Lihat juga: Pentingnya Artileri dalam Perang Dunia Pertama

Setelah menghabiskan malam di tempat perlindungan serangan udara, Yamaguchi berjalan melalui sisa-sisa kota yang hancur menuju stasiun kereta api. Hebatnya, beberapa kereta api masih berjalan, dan dia berhasil mendapatkan kereta semalam untuk pulang ke Nagasaki.

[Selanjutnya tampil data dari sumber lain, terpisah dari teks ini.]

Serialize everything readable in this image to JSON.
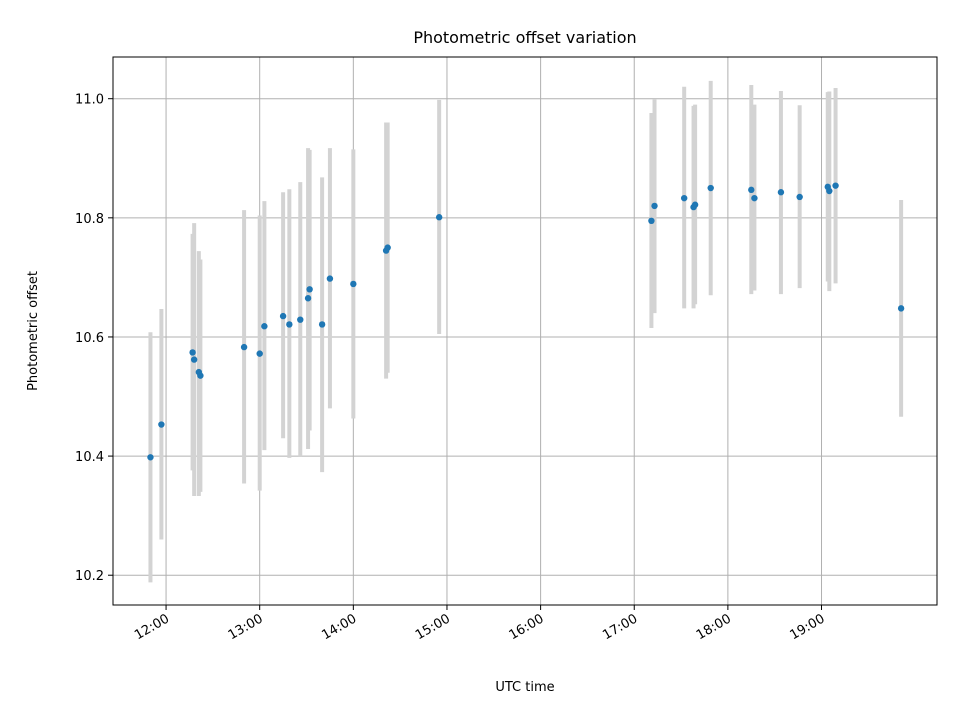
{
  "chart_data": {
    "type": "scatter",
    "title": "Photometric offset variation",
    "xlabel": "UTC time",
    "ylabel": "Photometric offset",
    "xlim": [
      "11:26",
      "20:14"
    ],
    "ylim": [
      10.15,
      11.07
    ],
    "x_ticks": [
      "12:00",
      "13:00",
      "14:00",
      "15:00",
      "16:00",
      "17:00",
      "18:00",
      "19:00"
    ],
    "y_ticks": [
      10.2,
      10.4,
      10.6,
      10.8,
      11.0
    ],
    "grid": true,
    "marker_color": "#1f77b4",
    "errorbar_color": "#d3d3d3",
    "points": [
      {
        "time": "11:50",
        "value": 10.398,
        "low": 10.188,
        "high": 10.608
      },
      {
        "time": "11:57",
        "value": 10.453,
        "low": 10.26,
        "high": 10.647
      },
      {
        "time": "12:17",
        "value": 10.574,
        "low": 10.376,
        "high": 10.773
      },
      {
        "time": "12:18",
        "value": 10.562,
        "low": 10.333,
        "high": 10.791
      },
      {
        "time": "12:21",
        "value": 10.541,
        "low": 10.333,
        "high": 10.744
      },
      {
        "time": "12:22",
        "value": 10.535,
        "low": 10.34,
        "high": 10.73
      },
      {
        "time": "12:50",
        "value": 10.583,
        "low": 10.354,
        "high": 10.813
      },
      {
        "time": "13:00",
        "value": 10.572,
        "low": 10.342,
        "high": 10.804
      },
      {
        "time": "13:03",
        "value": 10.618,
        "low": 10.41,
        "high": 10.828
      },
      {
        "time": "13:15",
        "value": 10.635,
        "low": 10.43,
        "high": 10.843
      },
      {
        "time": "13:19",
        "value": 10.621,
        "low": 10.397,
        "high": 10.848
      },
      {
        "time": "13:26",
        "value": 10.629,
        "low": 10.4,
        "high": 10.86
      },
      {
        "time": "13:31",
        "value": 10.665,
        "low": 10.412,
        "high": 10.917
      },
      {
        "time": "13:32",
        "value": 10.68,
        "low": 10.443,
        "high": 10.914
      },
      {
        "time": "13:40",
        "value": 10.621,
        "low": 10.373,
        "high": 10.868
      },
      {
        "time": "13:45",
        "value": 10.698,
        "low": 10.48,
        "high": 10.917
      },
      {
        "time": "14:00",
        "value": 10.689,
        "low": 10.463,
        "high": 10.915
      },
      {
        "time": "14:21",
        "value": 10.745,
        "low": 10.53,
        "high": 10.96
      },
      {
        "time": "14:22",
        "value": 10.75,
        "low": 10.54,
        "high": 10.96
      },
      {
        "time": "14:55",
        "value": 10.801,
        "low": 10.605,
        "high": 10.998
      },
      {
        "time": "17:11",
        "value": 10.795,
        "low": 10.615,
        "high": 10.976
      },
      {
        "time": "17:13",
        "value": 10.82,
        "low": 10.64,
        "high": 10.999
      },
      {
        "time": "17:32",
        "value": 10.833,
        "low": 10.648,
        "high": 11.02
      },
      {
        "time": "17:38",
        "value": 10.818,
        "low": 10.648,
        "high": 10.988
      },
      {
        "time": "17:39",
        "value": 10.822,
        "low": 10.655,
        "high": 10.99
      },
      {
        "time": "17:49",
        "value": 10.85,
        "low": 10.67,
        "high": 11.03
      },
      {
        "time": "18:15",
        "value": 10.847,
        "low": 10.672,
        "high": 11.023
      },
      {
        "time": "18:17",
        "value": 10.833,
        "low": 10.678,
        "high": 10.99
      },
      {
        "time": "18:34",
        "value": 10.843,
        "low": 10.672,
        "high": 11.013
      },
      {
        "time": "18:46",
        "value": 10.835,
        "low": 10.682,
        "high": 10.989
      },
      {
        "time": "19:04",
        "value": 10.852,
        "low": 10.693,
        "high": 11.011
      },
      {
        "time": "19:05",
        "value": 10.845,
        "low": 10.677,
        "high": 11.012
      },
      {
        "time": "19:09",
        "value": 10.854,
        "low": 10.69,
        "high": 11.018
      },
      {
        "time": "19:51",
        "value": 10.648,
        "low": 10.466,
        "high": 10.83
      }
    ]
  }
}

Dengan kondisi fisik yang sangat lemah, dia tetap melapor kembali bekerja pada tanggal 9 Agustus, di mana, saat laporannya tentang kengerian yang dia saksikan di Hiroshima disambut dengan ketidakpercayaan oleh rekan-rekannya, kilatan cahaya warna-warni lainnya menerobos kantor.

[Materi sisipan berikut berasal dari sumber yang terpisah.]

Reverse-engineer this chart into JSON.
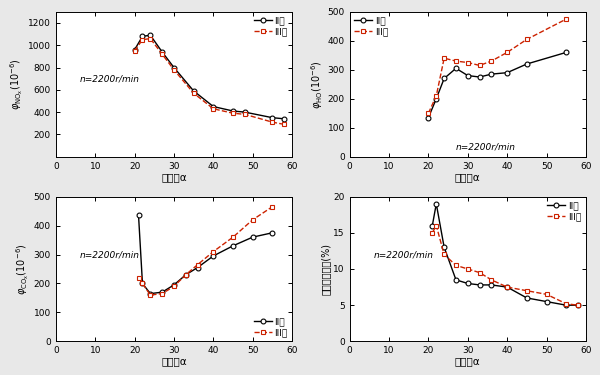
{
  "nox_x_II": [
    20,
    22,
    24,
    27,
    30,
    35,
    40,
    45,
    48,
    55,
    58
  ],
  "nox_y_II": [
    960,
    1080,
    1090,
    940,
    800,
    590,
    450,
    410,
    400,
    350,
    340
  ],
  "nox_x_III": [
    20,
    22,
    24,
    27,
    30,
    35,
    40,
    45,
    48,
    55,
    58
  ],
  "nox_y_III": [
    950,
    1050,
    1060,
    920,
    780,
    570,
    430,
    390,
    380,
    310,
    290
  ],
  "ho_x_II": [
    20,
    22,
    24,
    27,
    30,
    33,
    36,
    40,
    45,
    55
  ],
  "ho_y_II": [
    135,
    200,
    270,
    305,
    280,
    275,
    285,
    290,
    320,
    360
  ],
  "ho_x_III": [
    20,
    22,
    24,
    27,
    30,
    33,
    36,
    40,
    45,
    55
  ],
  "ho_y_III": [
    150,
    210,
    340,
    330,
    325,
    315,
    330,
    360,
    405,
    475
  ],
  "co_x_II": [
    21,
    22,
    24,
    27,
    30,
    33,
    36,
    40,
    45,
    50,
    55
  ],
  "co_y_II": [
    435,
    200,
    165,
    170,
    195,
    230,
    255,
    295,
    330,
    360,
    375
  ],
  "co_x_III": [
    21,
    22,
    24,
    27,
    30,
    33,
    36,
    40,
    45,
    50,
    55
  ],
  "co_y_III": [
    220,
    200,
    160,
    165,
    190,
    230,
    265,
    310,
    360,
    420,
    465
  ],
  "smoke_x_II": [
    21,
    22,
    24,
    27,
    30,
    33,
    36,
    40,
    45,
    50,
    55,
    58
  ],
  "smoke_y_II": [
    16,
    19,
    13,
    8.5,
    8.0,
    7.8,
    7.8,
    7.5,
    6.0,
    5.5,
    5.0,
    5.0
  ],
  "smoke_x_III": [
    21,
    22,
    24,
    27,
    30,
    33,
    36,
    40,
    45,
    50,
    55,
    58
  ],
  "smoke_y_III": [
    15,
    16,
    12,
    10.5,
    10.0,
    9.5,
    8.5,
    7.5,
    7.0,
    6.5,
    5.2,
    5.0
  ],
  "color_II": "#000000",
  "color_III": "#cc2200",
  "label_II": "II型",
  "label_III": "III型",
  "annotation": "n=2200r/min",
  "nox_ylabel": "$\\varphi_{\\rm NO_x}(10^{-6})$",
  "ho_ylabel": "$\\varphi_{\\rm HO}(10^{-6})$",
  "co_ylabel": "$\\varphi_{\\rm CO_x}(10^{-6})$",
  "smoke_ylabel": "不透光烟度値(%)",
  "xlabel": "空燃比α",
  "nox_ylim": [
    0,
    1300
  ],
  "ho_ylim": [
    0,
    500
  ],
  "co_ylim": [
    0,
    500
  ],
  "smoke_ylim": [
    0,
    20
  ],
  "xlim": [
    0,
    60
  ],
  "xticks": [
    0,
    10,
    20,
    30,
    40,
    50,
    60
  ],
  "nox_yticks": [
    200,
    400,
    600,
    800,
    1000,
    1200
  ],
  "ho_yticks": [
    0,
    100,
    200,
    300,
    400,
    500
  ],
  "co_yticks": [
    0,
    100,
    200,
    300,
    400,
    500
  ],
  "smoke_yticks": [
    0,
    5,
    10,
    15,
    20
  ],
  "bg_color": "#e8e8e8"
}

Meskipun tubuhnya menjadi sasaran serangan radioaktif lain, Yamaguchi entah bagaimana selamat dari serangan nuklir kedua, hanya empat hari setelah serangan pertama. Meskipun ia menderita efek brutal dari penyakit radiasi - rambutnya rontok, lukanya berubah menjadi gangren dan ia muntah tanpa henti - Yamaguchi akhirnya pulih dan kemudian memiliki dua anak lagi dengan istrinya, yang juga selamat dari ledakan itu.

Harold Jones

Harold Jones adalah seorang penulis dan sejarawan berpengalaman, dengan hasrat untuk menjelajahi kisah-kisah kaya yang telah membentuk dunia kita. Dengan pengalaman lebih dari satu dekade dalam jurnalisme, dia sangat memperhatikan detail dan bakat nyata untuk menghidupkan kembali masa lalu. Telah bepergian secara ekstensif dan bekerja dengan museum dan lembaga budaya terkemuka, Harold berdedikasi untuk menggali kisah paling menarik dari sejarah dan membagikannya kepada dunia. Melalui karyanya, dia berharap dapat menginspirasi kecintaan untuk belajar dan pemahaman yang lebih dalam tentang orang-orang dan peristiwa yang telah membentuk dunia kita. Saat sedang tidak sibuk meneliti dan menulis, Harold menikmati hiking, bermain gitar, dan menghabiskan waktu bersama keluarganya.